The President again emphasised that South Africa faces two pandemics namely COVID-19 and GBV and femicide.
“We can no longer as a nation ignore the deafening cries of women and children for protection, for help and for justice,” he said.
It has been 11 months since the President announced an Emergency Response Action Plan to combat GBV and femicide.
“Since then we have taken concrete actions to provide greater support and care to survivors of gender-based violence. Action taken include the increased number of shelters and care centres for survivors and improved capacity of the police to deal with crimes of GBV.”
Progress in reforming laws to give greater protection to survivors of domestic and sexual violence has also been made.
“One of the most important ways to reduce the vulnerability of women to gender-based violence is to enable them to become financially independent. With the launch of Generation Equality and with the implementation of the National Strategic Plan we have a unique opportunity to refashion our society and the lives of the women of South Africa,” he said in his address.
Action will also be taken to ensure that women are safe from gender-based violence in the workplace.
In her message of support, Minister in the Presidency Responsible for Women, Youth and Persons with Disabilities Maite Nkoana-Mashabane called on communities to report cases of abuse against women and children to the police.
“We demand justice and harsh sentences for the perpetrators of gender-based violence and femicide,” she said.
The President also spoke of the commitment to a new social compact with the country’s women.
“This will be driven by bold actions.The first action is to expand the access of women to economic opportunity,” he said.
Among other things, government will set aside 40% of public procurement for women-owned businesses.
National departments will be expected to monitor and report on how many women have participated in each public procurement process.
They will have to develop clear plans on how they will broaden women’s participation over the next 12 months.
“As Chair of the African Union we will also be working on policy guidelines to help member states, on our continent, develop similar interventions.”
The second action is to support women who operate small or micro businesses, including in the informal sector.
The third action is to speed up the process of giving women access to productive assets such as land.
On land reform, government will ensure that this process favours all historically disadvantaged people – including women – in getting land and the means to farm it.

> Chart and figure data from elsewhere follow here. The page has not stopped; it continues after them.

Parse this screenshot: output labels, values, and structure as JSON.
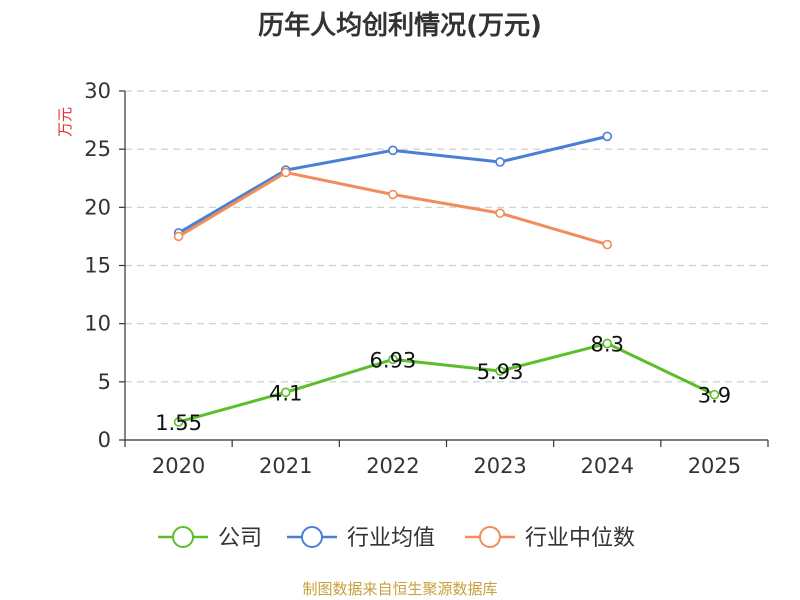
{
  "chart_data": {
    "type": "line",
    "title": "历年人均创利情况(万元)",
    "ylabel": "万元",
    "xlabel": "",
    "ylim": [
      0,
      30
    ],
    "yticks": [
      0,
      5,
      10,
      15,
      20,
      25,
      30
    ],
    "categories": [
      "2020",
      "2021",
      "2022",
      "2023",
      "2024",
      "2025"
    ],
    "grid": true,
    "legend_position": "bottom",
    "series": [
      {
        "name": "公司",
        "color": "#5cbf2a",
        "show_labels": true,
        "values": [
          1.55,
          4.1,
          6.93,
          5.93,
          8.3,
          3.9
        ],
        "labels": [
          "1.55",
          "4.1",
          "6.93",
          "5.93",
          "8.3",
          "3.9"
        ]
      },
      {
        "name": "行业均值",
        "color": "#4a7fd6",
        "show_labels": false,
        "values": [
          17.8,
          23.2,
          24.9,
          23.9,
          26.1,
          null
        ]
      },
      {
        "name": "行业中位数",
        "color": "#f28c5a",
        "show_labels": false,
        "values": [
          17.5,
          23.0,
          21.1,
          19.5,
          16.8,
          null
        ]
      }
    ],
    "source_text": "制图数据来自恒生聚源数据库",
    "colors": {
      "unit_label": "#e03030",
      "source": "#c8a03c",
      "axis": "#333333",
      "grid": "#cccccc"
    }
  }
}
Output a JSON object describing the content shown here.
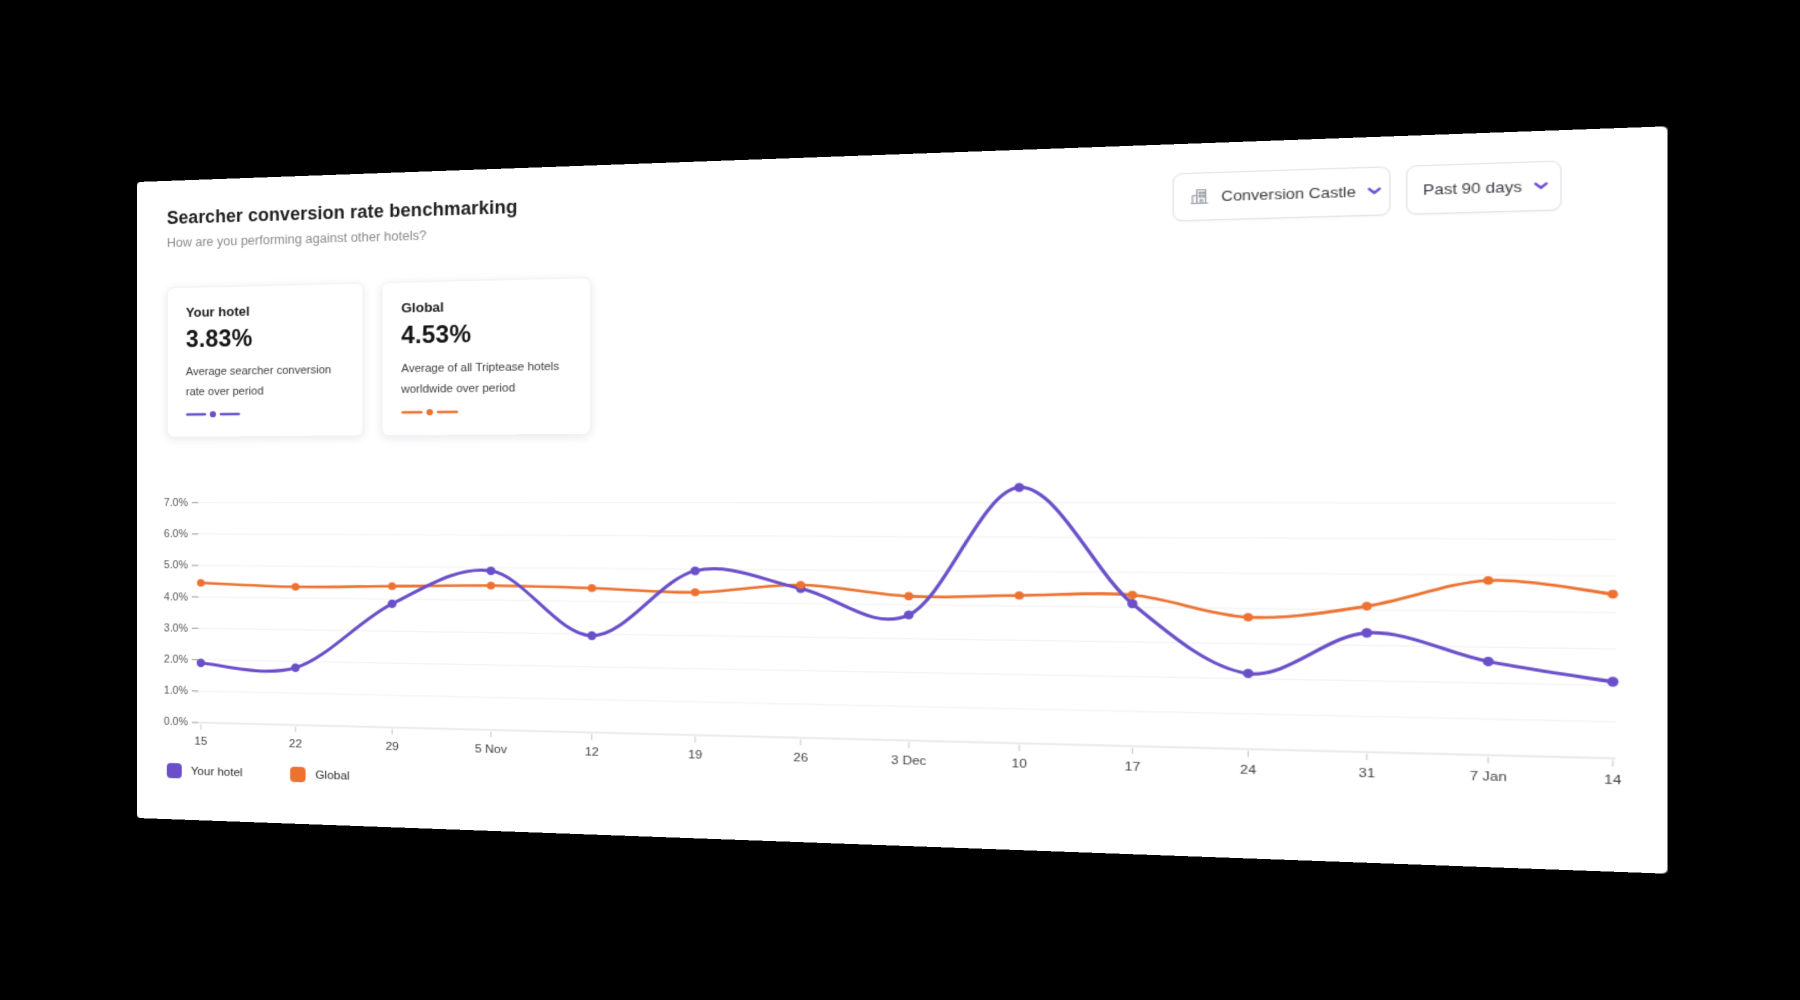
{
  "header": {
    "title": "Searcher conversion rate benchmarking",
    "subtitle": "How are you performing against other hotels?",
    "hotel_selector": {
      "label": "Conversion Castle",
      "icon": "building-icon"
    },
    "date_range_selector": {
      "label": "Past 90 days"
    }
  },
  "summary_cards": [
    {
      "title": "Your hotel",
      "value": "3.83%",
      "description": "Average searcher conversion rate over period",
      "color": "#6A4FC9"
    },
    {
      "title": "Global",
      "value": "4.53%",
      "description": "Average of all Triptease hotels worldwide over period",
      "color": "#ED7231"
    }
  ],
  "chart_data": {
    "type": "line",
    "title": "Searcher conversion rate benchmarking",
    "categories": [
      "15",
      "22",
      "29",
      "5 Nov",
      "12",
      "19",
      "26",
      "3 Dec",
      "10",
      "17",
      "24",
      "31",
      "7 Jan",
      "14"
    ],
    "series": [
      {
        "name": "Your hotel",
        "color": "#6A4FC9",
        "values": [
          1.9,
          1.8,
          3.85,
          4.9,
          2.95,
          4.95,
          4.45,
          3.7,
          7.45,
          4.1,
          2.15,
          3.35,
          2.6,
          2.1
        ]
      },
      {
        "name": "Global",
        "color": "#ED7231",
        "values": [
          4.45,
          4.35,
          4.4,
          4.45,
          4.4,
          4.3,
          4.55,
          4.25,
          4.3,
          4.35,
          3.75,
          4.1,
          4.85,
          4.5
        ]
      }
    ],
    "xlabel": "",
    "ylabel": "",
    "ylim": [
      0,
      7
    ],
    "y_ticks": [
      "0.0%",
      "1.0%",
      "2.0%",
      "3.0%",
      "4.0%",
      "5.0%",
      "6.0%",
      "7.0%"
    ],
    "grid": "horizontal",
    "legend_position": "bottom-left"
  },
  "colors": {
    "background": "#000000",
    "panel": "#ffffff",
    "accent": "#6C4AD9",
    "your_hotel": "#6A4FC9",
    "global": "#ED7231",
    "icon_gray": "#9aa0a6"
  }
}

Of the R75 million in COVID-19 relief earmarked for farming input vouchers, 53% of the beneficiaries will be rural women.
“We must ensure that women subsistence and small-scale farmers continue to receive support beyond the lockdown.”
Supporting women businesses
At a time that the country is still under lockdown, President Ramaphosa said COVID-19 relief is also being provided to women-owned SMMEs through development finance institutions.
For example, of the total number of SMMEs benefiting from the Debt Relief Finance Scheme, 33% are women-owned businesses.
“We have prioritised black-owned and women-owned businesses in the procurement of personal protective equipment. There have been a number of success stories of women either starting businesses to produce personal protective equipment or modifying existing business operations.”
He also expressed concern about corruption that has marred our national effort to make personal protective equipment (PPEs) accessible to health workers.
“We expect the law enforcement agencies to find the culprits and ensure they face the full might of the law,” said President Ramaphosa.